A vast majority of Olympians post games have the Olympic blues and sometimes it turns into full depression.
I have certainly gone through the Olympic blues where you're so focused for your whole life.
But for four years of qualifying typically, and then you go and you live out your Olympic dream, whether you win or lose, that dream has finished.
And the thing that has structured your life and given you life and passion and focus for the past four years is done like this.
And when that happens, oftentimes sea by blues shows up and it's time for a new dream to foster itself.
I spent every waking second of my life for so many years making decisions about my life for the Olympics.
What I ate, how I dressed, who I hung out with when I woke up when I went to bed, what extracurricular activities I did.
And then as soon as the Olympics were over, I truly and I'm not meaning this dramatically.
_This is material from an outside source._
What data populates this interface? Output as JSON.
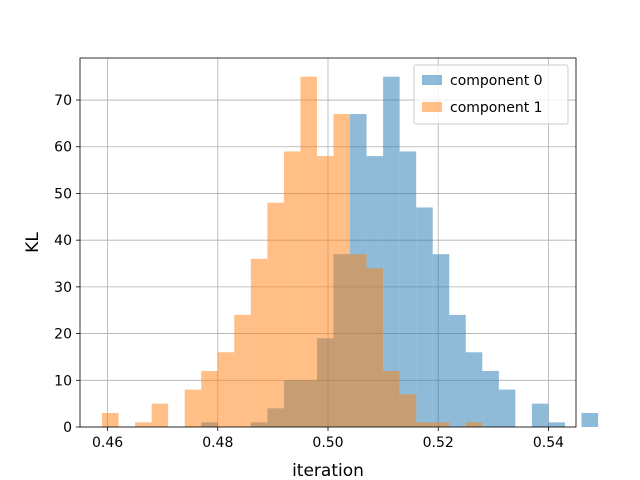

I didn't know how to function as a human being.
I remember waking up the morning after my last competition and truly not knowing what to eat for breakfast.
Because in that, you know, moment I was no longer a competing Olympic athlete.
So I was like, I don't know what to do.
I didn't know how to work out.
I didn't know how to schedule my day.
I didn't have a coach telling me what I could and couldn't do.
And it does, it sends you kind of into the spiral of an identity crisis because you no longer have that thing that your whole world has centered.
I didn't really understand what was going on because you're like, life is amazing.
I just want a gold medal.
Like I'm, I'm living my dream.
But I'm sad.
The hardest part of dealing with the Blues is acknowledging that I was in it.
However awareness to me is magic.
And so once I had the acknowledgment awareness that I was going through a tough time, it's like, oh, now that I know I can, I can work on it.
Definitely, a lot of self reflection is my identity.
Only an Olympian is my identity only wrapped up in winning.
And after my, one of the Olympics where I had the biggest case of Olympic Blues, I realized that absolutely, my identity was wrapped up in winning.
For me, it's kind of going through the processes of being angry, being shameful grieving and being just really, really honest with the emotions.
And certainly for me having my husband, having my performance psychologist and my support system around me that I can speak freely without judgment.
That was definitely part of my process.
It all starts with awareness and then you go from there.